I got pregnant the following January after graduating high school. It was a shock to me. I was living in California, thousands of miles away from all of my family. I never thought I would be "one of those girls", I thought about going to college, and sleeping in dorm rooms, staying up late night with my friends. I had some friends at my apartment complex that let me borrow their car to get groceries so I wouldn't have to walk. I had friends that I exchanged CD's for rides to the hospital for prenatal care. I had friends where I was a housekeeper that gave me a small baby shower when my family couldn't. I had great friends that were always so supportive of me, and I love them to this very day.

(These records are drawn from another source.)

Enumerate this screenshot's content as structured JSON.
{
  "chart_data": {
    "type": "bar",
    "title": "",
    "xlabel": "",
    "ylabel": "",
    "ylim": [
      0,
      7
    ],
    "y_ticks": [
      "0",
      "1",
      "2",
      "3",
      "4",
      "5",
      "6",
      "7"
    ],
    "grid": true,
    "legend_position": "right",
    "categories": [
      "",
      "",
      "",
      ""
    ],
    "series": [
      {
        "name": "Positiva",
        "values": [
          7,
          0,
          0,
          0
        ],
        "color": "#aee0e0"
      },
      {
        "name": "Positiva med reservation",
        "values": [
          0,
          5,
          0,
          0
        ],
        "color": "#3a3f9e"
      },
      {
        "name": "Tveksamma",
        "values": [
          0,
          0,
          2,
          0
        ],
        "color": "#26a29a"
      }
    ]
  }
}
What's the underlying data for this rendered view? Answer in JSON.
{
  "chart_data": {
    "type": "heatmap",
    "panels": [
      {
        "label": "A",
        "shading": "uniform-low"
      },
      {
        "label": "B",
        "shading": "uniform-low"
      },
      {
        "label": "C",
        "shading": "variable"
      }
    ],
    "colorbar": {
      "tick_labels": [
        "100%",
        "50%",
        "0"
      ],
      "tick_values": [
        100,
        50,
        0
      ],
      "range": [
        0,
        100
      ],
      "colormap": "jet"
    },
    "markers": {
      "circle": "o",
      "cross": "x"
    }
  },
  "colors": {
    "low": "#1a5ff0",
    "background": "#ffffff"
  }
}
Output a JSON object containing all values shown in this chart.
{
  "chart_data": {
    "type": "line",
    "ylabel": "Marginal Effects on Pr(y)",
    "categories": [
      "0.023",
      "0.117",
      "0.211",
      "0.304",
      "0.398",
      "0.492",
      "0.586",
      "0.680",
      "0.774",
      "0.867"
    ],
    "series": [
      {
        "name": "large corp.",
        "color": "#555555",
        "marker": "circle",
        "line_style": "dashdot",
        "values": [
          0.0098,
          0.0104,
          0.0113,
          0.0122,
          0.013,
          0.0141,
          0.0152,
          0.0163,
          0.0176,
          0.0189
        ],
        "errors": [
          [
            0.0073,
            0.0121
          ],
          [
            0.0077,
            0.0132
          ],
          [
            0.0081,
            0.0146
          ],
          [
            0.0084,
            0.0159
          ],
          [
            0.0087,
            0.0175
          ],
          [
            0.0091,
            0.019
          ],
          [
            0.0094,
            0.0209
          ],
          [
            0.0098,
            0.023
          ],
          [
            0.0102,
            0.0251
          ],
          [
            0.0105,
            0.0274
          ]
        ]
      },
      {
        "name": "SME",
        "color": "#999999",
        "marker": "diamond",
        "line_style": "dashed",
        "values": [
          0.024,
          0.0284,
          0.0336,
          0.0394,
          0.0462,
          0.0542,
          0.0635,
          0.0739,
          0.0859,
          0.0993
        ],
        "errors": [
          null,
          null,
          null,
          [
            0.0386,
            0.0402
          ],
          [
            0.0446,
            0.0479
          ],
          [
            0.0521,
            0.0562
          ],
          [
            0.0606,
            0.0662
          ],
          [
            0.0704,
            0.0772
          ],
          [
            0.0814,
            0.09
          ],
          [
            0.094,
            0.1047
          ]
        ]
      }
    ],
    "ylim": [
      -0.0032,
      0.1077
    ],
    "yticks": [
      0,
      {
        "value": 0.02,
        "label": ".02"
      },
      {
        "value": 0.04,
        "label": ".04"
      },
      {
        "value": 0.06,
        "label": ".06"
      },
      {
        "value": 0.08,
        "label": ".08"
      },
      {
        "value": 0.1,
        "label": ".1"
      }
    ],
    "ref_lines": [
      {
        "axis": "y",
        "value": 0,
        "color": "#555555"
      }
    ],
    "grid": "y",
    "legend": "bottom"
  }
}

Throughout my whole pregnancy I thought a lot about what it would like to be a Mom. What my baby would look like. He/she going to school, making friends, having sleepovers, playing sports, going to college. All the the things I did, and wanted to do in my life. It was so exciting to think about, to plan, to hope and dream for everything that he/she would become. I imagine it is what a lot of parents think about when they are preparing to have a child.
My pregnancy was perfect. I was never sick, I was very active, and never had any difficulty. The day Nicholas was born was the happiest days of my life. He was so beautiful. His small round face, his broad nose, his stubby hands, how they fanned out when you ran your fingers across the palm. I always loved doing that. I remember looking at him, and thinking to myself "His eyes look swollen". I didn't think much of it more at the time. I looked at him, cuddled him, and embraced him all night.
Early the next morning the doctor that delivered Nicholas, as well as many as 4-5 other doctors came into the room to talk to me. They told me that they "thought" Nicholas had Down Syndrome. I remember thinking to myself I knew what it was. Introducing me to a genetics counselor, as they handed me a packet of information about Down Syndrome. Offering me other options such has adoption and foster homes if I didn't want to keep him. I remember feeling angry, and insulted at the fact that they would even suggest such a thing. More angry that they apologized as if I were mourning a loss, as though he had died the day he was born.
For almost fifteen years now, Nicholas has given me more love, hope and laughter than I believe that most people experience in a lifetime. All the things that he has accomplished, the ways he amazes me everyday makes me so proud to be his Mom. He is truly a sensational kid. It is with that amazement, and that love, I want to bring another child like Nicholas into my families life.
I found this website when I was at a Buddy Walk (a walk to raise awareness for Down Syndrome), just ever 2 weeks ago. I originally thought I would be donating $25.00 to get a Christmas tree ornament with a childs photograph on it. Instead I have since thought more and more about opening my home to a child and giving them a life that all children deserve. It is a costly process that I know that I am going to need the support of ALL my friends and family, and your friends and family too.
This is a journey that I know will not be an easy one. It is not one that everyone will understand. But what I hope is in time, and through this blog, and the messages I send out that you as my friends will understand and want to be a part of.